Профессор в очередной раз перехватила снимок и резким голосом обратилась к толпе аспирантов и практикантов, чтобы они обратили внимание на редкий случай. Пощупала нос предстоящей долбежки, глаза Боксера не попали в поле ее зрения, она отошла.


– Готовьте к операции под местным обезболиванием.


– Тут сложная операция будет, я предлагаю делать общий наркоз, – твердо возразила Наша Женщина.


– Ничего, потерпит, – поморщилась Профессор. – Жалеете вы их, что ли?


Белая масса рассматривала Боксера как тигра в клетке. Все норовили пощупать хрящ, переносицу и перегородку. Притомившийся Боксер сделал злые глаза. Любознательные несколько отхлынули назад.

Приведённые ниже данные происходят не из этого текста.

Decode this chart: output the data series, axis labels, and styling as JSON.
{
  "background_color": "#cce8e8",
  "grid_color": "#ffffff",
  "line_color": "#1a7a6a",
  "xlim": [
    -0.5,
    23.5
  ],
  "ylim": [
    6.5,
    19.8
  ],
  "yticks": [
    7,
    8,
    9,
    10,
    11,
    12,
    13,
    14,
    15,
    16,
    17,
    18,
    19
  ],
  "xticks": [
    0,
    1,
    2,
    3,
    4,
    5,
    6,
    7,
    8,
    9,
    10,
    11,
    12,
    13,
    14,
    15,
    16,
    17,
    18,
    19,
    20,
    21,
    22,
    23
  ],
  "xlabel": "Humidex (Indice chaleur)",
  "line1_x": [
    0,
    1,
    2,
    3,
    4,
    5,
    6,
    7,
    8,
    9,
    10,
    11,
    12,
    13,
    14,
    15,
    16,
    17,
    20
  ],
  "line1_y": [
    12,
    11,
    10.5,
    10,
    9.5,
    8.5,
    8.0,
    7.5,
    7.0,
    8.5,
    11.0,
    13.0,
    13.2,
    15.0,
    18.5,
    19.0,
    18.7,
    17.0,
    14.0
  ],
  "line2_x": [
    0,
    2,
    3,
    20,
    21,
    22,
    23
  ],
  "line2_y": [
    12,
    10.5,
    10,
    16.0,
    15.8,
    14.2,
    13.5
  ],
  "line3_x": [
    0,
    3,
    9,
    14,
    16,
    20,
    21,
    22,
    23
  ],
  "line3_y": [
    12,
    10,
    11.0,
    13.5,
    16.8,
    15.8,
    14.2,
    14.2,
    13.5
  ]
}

Перешли к обследованию Казаха. Здесь уже был сложный случай, и Профессор поддалась азарту, она в деталях объясняла Казаху ход и задачи предстоящей операции, хотя, конечно, ему это было безразлично, потому что он все равно ничего не понимал: «какие-то нервы, куда-то их тянуть, перетягивать». Он не осознавал разумом, что такое тройничный нерв, только физически, через боль. Практиканты со вниманием вслушивались в оригинальные тонкости операции, но, казалось, они тоже мало что понимали в разжеванных объяснениях Профессора.